Thank you for agreeing to talk with us.
Questions: (Please try to capture the individual’s actual words so we can use them as quotations whenever possible. Note: we will not identify the individual’s name.)
Charlie* remembers living in Fairview from the time he was very little. He is approximately 60 years old now. He appears to have mild cognitive disabilities and uses a wheelchair. He communicates well. He lives in a three-bedroom home with two other gentlemen, one of whom has been a good friend for many, many years. The home is in a nice neighborhood. It is clear that they have decorated it themselves with many personal items and pictures. There is live-in staff that rotates throughout the week. Additional staff is available during the day. Charlie spends time in a sheltered workshop/day program. He liked making money to go shopping. He appeared to have no complaints about his life. He was not uncomfortable about answering questions. He liked to talk about going out into the community. He likes watching people at malls, restaurants, and parks. He likes to go camping.
*Name changed to protect privacy.
Did you live in an institution at some point in your life?
What was the name of the institution?
How long did you live there?
“Mike [his housemate] and I lived there when we were young.”
(Staff: 40+ years; Charlie was placed there as a young boy.)
What was it like for you as a person with a disability to live in an institution and not in the community?
Do you have specific memories of a time in the institution which you think will help people understand what it was like for you?
“They would take my picture and then I would get ice cream and pop.”
(Staff: Annually residents’ pictures were taken and put into their records. Charlie likes to have his picture taken even now, and he always requests ice cream and two cans of pop.)
What type of housing arrangement do you have?
Are you living independently?
Do you live with family members?
Do you share a home with other individuals?
(Lives with two other housemates, who also lived at Fairview.)
Do they have disabilities also?
Is there staff to help you there?
(Staff is there 24/7.)
If none of these describe the place where you live, please tell us about it.

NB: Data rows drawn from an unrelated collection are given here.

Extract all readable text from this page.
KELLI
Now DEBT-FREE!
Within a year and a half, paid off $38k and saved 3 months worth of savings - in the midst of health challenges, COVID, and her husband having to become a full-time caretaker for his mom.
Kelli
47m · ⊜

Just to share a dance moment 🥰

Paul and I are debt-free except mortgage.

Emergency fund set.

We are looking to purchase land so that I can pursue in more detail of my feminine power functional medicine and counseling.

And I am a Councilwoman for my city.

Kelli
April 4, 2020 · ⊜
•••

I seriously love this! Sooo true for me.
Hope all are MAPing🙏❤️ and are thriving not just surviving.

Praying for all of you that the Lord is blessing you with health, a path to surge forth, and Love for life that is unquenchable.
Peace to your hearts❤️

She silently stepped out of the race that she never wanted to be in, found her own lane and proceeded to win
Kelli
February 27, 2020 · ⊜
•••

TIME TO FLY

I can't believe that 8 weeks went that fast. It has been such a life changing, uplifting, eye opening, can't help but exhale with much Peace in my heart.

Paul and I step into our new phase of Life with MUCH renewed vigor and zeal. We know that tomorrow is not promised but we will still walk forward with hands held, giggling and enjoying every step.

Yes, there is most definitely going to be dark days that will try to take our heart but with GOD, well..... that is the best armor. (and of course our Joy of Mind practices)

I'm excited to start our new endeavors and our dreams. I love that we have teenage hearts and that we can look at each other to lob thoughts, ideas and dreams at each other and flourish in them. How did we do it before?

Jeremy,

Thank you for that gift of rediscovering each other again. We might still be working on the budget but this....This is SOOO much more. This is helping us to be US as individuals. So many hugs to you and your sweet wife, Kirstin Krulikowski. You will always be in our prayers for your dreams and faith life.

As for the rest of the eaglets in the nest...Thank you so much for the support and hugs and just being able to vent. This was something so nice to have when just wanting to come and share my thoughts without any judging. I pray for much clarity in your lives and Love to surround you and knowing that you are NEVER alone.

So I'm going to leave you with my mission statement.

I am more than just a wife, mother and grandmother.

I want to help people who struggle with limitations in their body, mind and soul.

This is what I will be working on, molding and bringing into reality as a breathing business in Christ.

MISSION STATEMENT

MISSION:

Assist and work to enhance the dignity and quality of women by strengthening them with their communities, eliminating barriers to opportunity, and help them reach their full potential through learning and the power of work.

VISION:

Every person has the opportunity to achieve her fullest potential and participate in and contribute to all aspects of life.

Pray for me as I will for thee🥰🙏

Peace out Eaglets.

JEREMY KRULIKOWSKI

What do you like about your where you live?
“I help with dishes [in the kitchen]. Watching TV in here.”
He points to the television in front of him, in the living room.
What would you like to change about where you live?
“I like my house.”
What is the thing you enjoy most about your life in the community?
“John takes me with him. We go places.”
(Staff: His friend John comes quarterly. They go see the lady at the pet shop and go out to eat and other activities).
Do you get to go out and “do things” in the community?
“They take me downtown and I get me something.”
(Staff: He likes buying arts and crafts, coloring books, and supplies. He likes the color red. When he picked out a recliner at the store, it had to be red.)
What are your favorite things to do?
“Go on picnics. Watch children play on the jungle gym at the playground.”
(Staff: He likes watching cars go by and especially watching people.)
Are you working? If you are working, tell us a little about your job?
“I put nails on racks. I have four different jobs.”
(He was showing that he does things with his hand. Gesturing, moving his hand back and forth.)
Are you working at a job where most of the other individuals are also people with disabilities?
“Yes, it’s either a sheltered workshop or a day program called Day Break.”
Do you have assistance on the job—like a job coach or other aids?
“There is staff at Day Break.”
What do you like about your job?
“I get money when I work.”
What would you like to change about your job?